# Happy Saint Patricks Day!



## johan (17/3/14)

*For all those of us which are of Irish descent: Happy Saint Paddy's !*

*May you find your best vaping gear at the end of the rainbow today,*
*May all your favourite juice turn green, and*
*May you vape exhale be green till midnight*

Reactions: Like 1 | Winner 1


----------



## Stroodlepuff (17/3/14)

the only green juice I've ever had was radiator pluid and that stuff is NAAASTY! hehe 

Happy St Paddy's

Reactions: Funny 1


----------



## BhavZ (17/3/14)

Happy St.Paddy's day all..

Hmm.. Now I have a hankering for some green beer


----------



## johan (17/3/14)

BhavZ said:


> Happy St.Paddy's day all..
> 
> Hmm.. Now I have a hankering for some green beer



Just nick some green icing colouring from your wife's kitchen - a few drops colours your beer green and doesn't influence the taste at all.

Reactions: Like 1


----------



## BhavZ (17/3/14)

johanct said:


> Just nick some green icing colouring from your wife's kitchen - a few drops colours your beer green and doesn't influence the taste at all.
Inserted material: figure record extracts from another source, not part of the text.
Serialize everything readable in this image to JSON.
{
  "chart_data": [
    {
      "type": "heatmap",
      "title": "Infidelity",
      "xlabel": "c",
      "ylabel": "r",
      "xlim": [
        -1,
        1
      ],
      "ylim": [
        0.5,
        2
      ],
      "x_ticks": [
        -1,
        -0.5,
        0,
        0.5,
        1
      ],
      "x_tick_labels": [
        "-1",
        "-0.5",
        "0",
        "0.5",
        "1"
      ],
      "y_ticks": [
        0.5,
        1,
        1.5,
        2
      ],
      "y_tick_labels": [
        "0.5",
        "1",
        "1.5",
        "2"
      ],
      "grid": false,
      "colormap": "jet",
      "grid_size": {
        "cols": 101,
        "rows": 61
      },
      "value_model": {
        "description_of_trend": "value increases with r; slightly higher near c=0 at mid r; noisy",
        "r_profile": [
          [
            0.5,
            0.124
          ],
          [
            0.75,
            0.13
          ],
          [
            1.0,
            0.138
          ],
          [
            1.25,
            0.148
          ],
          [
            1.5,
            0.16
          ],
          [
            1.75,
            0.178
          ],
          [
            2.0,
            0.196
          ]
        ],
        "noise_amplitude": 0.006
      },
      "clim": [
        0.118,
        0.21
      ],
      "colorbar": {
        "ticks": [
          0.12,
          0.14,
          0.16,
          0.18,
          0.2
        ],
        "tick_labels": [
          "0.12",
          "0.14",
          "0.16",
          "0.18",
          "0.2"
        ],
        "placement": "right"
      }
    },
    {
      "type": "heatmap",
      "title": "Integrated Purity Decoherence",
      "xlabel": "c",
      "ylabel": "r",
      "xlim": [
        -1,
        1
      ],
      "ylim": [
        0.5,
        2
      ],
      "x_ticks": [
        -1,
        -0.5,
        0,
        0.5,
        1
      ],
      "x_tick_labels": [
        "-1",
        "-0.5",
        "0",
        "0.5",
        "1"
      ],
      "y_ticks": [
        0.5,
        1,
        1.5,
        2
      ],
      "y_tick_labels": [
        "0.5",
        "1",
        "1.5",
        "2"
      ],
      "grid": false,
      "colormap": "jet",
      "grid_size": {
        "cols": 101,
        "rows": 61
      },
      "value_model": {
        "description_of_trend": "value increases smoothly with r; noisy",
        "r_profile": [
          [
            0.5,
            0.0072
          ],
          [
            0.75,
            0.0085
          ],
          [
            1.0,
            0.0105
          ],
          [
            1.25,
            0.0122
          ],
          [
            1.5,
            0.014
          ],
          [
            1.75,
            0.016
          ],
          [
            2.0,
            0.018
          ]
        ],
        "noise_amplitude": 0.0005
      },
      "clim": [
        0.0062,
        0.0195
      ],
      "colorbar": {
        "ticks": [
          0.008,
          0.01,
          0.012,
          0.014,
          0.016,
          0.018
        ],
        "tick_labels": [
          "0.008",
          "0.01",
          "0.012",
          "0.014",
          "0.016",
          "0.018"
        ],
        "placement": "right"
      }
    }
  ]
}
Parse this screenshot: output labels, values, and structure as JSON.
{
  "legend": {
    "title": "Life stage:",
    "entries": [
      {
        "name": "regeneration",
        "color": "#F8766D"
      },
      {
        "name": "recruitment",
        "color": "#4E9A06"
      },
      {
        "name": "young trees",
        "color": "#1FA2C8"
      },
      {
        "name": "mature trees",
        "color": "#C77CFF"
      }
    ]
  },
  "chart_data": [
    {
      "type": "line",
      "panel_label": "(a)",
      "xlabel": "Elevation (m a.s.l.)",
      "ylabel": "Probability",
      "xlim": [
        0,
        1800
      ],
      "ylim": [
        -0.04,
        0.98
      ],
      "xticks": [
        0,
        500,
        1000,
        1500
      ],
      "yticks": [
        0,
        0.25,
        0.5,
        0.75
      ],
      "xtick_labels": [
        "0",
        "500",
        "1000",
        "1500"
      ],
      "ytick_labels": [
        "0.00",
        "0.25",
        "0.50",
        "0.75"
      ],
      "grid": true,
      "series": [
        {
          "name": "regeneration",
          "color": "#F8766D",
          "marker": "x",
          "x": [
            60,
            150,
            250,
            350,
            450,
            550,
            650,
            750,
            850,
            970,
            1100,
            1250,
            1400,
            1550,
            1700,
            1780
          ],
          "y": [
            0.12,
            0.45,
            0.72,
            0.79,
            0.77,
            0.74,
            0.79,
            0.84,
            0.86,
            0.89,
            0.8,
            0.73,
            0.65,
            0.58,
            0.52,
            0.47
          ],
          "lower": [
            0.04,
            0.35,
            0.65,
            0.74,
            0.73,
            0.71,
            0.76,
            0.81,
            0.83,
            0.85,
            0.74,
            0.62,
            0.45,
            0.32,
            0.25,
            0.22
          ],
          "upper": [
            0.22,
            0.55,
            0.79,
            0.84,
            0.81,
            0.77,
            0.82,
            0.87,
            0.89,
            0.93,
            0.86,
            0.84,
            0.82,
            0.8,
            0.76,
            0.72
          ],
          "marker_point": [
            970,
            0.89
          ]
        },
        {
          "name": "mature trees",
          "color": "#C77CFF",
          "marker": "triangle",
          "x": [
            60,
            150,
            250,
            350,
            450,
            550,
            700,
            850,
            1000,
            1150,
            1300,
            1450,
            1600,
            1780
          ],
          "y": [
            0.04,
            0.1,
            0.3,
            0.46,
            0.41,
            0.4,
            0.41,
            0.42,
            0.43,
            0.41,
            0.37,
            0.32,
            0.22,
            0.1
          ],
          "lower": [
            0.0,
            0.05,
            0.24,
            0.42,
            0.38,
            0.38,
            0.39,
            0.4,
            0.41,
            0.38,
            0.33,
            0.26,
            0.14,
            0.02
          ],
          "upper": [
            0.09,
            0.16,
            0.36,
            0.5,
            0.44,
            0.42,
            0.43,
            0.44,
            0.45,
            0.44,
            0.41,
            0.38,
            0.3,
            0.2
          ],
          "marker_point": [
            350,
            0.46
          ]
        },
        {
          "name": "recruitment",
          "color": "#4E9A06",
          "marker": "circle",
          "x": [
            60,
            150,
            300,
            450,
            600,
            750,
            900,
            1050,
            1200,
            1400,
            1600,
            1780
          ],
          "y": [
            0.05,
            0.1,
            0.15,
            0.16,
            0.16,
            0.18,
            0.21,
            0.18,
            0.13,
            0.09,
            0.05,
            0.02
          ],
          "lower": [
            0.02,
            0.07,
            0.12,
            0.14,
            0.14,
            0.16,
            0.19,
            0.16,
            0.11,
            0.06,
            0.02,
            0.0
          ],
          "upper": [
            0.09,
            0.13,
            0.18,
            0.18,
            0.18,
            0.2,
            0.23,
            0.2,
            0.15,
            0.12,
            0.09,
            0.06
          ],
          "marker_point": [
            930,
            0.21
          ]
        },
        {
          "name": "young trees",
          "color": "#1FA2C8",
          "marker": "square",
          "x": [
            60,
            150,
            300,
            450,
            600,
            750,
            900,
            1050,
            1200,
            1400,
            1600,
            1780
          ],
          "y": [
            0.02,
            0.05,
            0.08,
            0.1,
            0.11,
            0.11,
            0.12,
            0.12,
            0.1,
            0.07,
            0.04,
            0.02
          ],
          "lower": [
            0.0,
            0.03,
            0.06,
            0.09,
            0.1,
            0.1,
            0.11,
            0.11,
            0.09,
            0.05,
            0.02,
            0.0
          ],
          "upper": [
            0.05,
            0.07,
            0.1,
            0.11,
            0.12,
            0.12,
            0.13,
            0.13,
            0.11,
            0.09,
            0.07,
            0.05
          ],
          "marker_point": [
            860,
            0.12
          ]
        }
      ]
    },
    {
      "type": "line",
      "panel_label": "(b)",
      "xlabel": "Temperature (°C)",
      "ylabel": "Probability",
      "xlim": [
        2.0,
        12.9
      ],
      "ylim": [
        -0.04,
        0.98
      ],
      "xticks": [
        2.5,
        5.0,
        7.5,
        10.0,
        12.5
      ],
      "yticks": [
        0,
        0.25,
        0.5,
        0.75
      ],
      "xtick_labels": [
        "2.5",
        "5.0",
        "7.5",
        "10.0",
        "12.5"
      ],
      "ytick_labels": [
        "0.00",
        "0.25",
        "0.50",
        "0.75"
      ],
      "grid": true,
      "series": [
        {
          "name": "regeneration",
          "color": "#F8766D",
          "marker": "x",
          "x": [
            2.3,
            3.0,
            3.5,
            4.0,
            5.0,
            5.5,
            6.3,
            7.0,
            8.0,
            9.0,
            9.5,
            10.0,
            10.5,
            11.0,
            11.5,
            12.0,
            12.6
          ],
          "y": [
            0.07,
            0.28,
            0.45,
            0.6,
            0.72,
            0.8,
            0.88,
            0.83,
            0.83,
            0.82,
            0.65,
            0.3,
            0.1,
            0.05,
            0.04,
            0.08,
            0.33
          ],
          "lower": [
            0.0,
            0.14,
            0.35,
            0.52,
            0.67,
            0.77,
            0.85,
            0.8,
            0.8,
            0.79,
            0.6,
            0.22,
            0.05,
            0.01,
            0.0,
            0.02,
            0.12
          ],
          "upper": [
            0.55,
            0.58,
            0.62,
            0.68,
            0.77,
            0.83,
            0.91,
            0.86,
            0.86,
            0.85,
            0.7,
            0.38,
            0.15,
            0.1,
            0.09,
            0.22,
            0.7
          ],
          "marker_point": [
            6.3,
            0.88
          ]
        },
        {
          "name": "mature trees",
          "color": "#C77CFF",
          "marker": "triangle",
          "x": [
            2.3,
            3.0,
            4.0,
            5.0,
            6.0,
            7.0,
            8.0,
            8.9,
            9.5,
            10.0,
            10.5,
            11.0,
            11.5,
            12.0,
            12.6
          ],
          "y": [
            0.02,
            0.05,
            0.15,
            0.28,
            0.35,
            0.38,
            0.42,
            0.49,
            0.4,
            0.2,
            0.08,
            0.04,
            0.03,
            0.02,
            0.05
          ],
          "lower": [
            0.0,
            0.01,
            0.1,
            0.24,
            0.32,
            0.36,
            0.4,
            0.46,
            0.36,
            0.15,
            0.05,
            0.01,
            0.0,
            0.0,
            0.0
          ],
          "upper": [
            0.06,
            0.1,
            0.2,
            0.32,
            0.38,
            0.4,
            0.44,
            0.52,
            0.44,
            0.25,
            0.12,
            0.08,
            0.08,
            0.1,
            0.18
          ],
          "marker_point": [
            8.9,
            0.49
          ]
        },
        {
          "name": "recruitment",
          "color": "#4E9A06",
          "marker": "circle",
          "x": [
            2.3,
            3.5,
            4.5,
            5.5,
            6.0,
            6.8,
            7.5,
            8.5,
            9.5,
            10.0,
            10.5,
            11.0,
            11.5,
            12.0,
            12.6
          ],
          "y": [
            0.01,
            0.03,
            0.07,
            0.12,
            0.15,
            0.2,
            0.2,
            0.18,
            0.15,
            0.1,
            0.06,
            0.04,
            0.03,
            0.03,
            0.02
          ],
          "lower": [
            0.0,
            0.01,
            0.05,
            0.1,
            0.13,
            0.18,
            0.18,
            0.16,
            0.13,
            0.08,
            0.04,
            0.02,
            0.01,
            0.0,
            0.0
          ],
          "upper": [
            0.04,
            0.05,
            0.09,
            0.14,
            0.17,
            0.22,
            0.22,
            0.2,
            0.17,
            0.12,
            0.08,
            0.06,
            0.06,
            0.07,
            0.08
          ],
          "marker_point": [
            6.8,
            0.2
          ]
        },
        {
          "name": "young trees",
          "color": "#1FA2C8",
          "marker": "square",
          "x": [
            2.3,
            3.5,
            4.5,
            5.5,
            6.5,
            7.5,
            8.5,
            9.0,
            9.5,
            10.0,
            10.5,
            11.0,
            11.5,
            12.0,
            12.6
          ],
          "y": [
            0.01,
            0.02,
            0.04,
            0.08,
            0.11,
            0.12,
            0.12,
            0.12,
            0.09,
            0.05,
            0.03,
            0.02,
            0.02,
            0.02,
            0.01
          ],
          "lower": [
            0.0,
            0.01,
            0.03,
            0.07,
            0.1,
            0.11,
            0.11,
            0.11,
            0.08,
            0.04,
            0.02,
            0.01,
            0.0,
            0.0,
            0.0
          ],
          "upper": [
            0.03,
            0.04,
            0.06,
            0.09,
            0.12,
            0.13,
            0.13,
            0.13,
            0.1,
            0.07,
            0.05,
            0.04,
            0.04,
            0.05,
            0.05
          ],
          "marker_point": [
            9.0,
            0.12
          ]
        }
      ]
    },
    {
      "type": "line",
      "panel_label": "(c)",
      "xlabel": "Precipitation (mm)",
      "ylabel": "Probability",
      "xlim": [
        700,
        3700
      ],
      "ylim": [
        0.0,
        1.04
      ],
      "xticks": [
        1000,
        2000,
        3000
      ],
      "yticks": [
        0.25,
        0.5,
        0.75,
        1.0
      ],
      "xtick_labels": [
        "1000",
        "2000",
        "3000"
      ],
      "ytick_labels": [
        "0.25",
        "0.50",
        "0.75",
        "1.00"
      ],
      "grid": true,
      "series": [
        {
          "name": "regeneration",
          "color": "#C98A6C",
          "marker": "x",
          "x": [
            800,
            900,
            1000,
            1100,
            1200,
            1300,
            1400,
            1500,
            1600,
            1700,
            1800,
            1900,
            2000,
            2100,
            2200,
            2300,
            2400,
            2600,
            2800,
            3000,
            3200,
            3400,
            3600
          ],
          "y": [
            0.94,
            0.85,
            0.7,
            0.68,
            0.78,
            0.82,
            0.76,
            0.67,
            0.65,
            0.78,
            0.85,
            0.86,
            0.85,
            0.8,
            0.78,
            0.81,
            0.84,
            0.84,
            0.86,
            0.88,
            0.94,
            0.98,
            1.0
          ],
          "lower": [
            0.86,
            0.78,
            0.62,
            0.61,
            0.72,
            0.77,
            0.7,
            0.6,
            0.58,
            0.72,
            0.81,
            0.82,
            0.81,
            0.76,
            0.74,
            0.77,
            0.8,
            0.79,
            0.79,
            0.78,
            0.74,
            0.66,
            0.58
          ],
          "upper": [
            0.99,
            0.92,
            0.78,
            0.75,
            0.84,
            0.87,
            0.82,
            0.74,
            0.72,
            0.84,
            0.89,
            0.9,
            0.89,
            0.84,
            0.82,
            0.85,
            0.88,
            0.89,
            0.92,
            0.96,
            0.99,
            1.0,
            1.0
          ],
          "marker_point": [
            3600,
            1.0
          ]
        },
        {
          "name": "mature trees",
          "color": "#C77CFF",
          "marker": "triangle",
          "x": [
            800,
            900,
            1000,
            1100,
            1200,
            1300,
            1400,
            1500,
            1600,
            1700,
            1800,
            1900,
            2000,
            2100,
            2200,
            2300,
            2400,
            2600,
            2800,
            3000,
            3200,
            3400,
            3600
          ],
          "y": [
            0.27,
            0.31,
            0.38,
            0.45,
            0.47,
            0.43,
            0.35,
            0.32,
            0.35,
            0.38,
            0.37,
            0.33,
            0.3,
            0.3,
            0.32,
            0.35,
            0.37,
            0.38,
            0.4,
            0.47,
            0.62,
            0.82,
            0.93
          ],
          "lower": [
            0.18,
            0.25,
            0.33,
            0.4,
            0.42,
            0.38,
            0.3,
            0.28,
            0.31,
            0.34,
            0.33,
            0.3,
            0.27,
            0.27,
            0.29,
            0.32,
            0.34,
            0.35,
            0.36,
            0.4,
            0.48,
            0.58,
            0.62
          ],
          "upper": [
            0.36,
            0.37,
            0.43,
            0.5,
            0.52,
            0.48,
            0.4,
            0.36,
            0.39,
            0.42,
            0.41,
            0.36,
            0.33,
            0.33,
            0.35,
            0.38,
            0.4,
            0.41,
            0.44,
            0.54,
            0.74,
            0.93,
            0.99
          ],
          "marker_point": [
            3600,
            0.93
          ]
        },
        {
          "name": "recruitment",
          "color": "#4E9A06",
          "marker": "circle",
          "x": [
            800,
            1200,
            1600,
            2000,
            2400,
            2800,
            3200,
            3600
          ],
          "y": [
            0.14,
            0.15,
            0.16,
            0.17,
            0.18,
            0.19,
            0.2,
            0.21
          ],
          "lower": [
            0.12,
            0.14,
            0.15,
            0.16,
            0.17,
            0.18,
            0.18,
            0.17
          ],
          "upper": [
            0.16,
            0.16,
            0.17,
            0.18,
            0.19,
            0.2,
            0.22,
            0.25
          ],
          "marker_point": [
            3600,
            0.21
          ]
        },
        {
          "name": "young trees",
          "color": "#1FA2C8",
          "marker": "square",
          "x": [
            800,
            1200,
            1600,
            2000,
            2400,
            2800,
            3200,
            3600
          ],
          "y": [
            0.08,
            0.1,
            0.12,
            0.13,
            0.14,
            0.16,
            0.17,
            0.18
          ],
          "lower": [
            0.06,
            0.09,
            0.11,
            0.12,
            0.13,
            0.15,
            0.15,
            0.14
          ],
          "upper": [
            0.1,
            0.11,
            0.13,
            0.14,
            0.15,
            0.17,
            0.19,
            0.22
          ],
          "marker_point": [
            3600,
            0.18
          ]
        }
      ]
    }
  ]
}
Thanks for the tip @johanct think I am gonna do just that..


----------



## johan (17/3/14)

@BhavZ while you about it, why not try a South African version of a Belfast car bomb: Fill a pint with the good o'l Guinness, fill a large shot glass with "Groen Mamba" and drop slowly into the pint - then gulp down the Guinness or your "bomb" will be all over the place.


----------



## BhavZ (17/3/14)

johanct said:


> @BhavZ while you about it, why not try a South African version of a Belfast car bomb: Fill a pint with the good o'l Guinness, fill a large shot glass with "Groen Mamba" and drop slowly into the pint - then gulp down the Guinness or your "bomb" will be all over the place.



Hmmm.. Sounds like a depth charge (black label and stroh rum) just more tasty

Reactions: Like 1


----------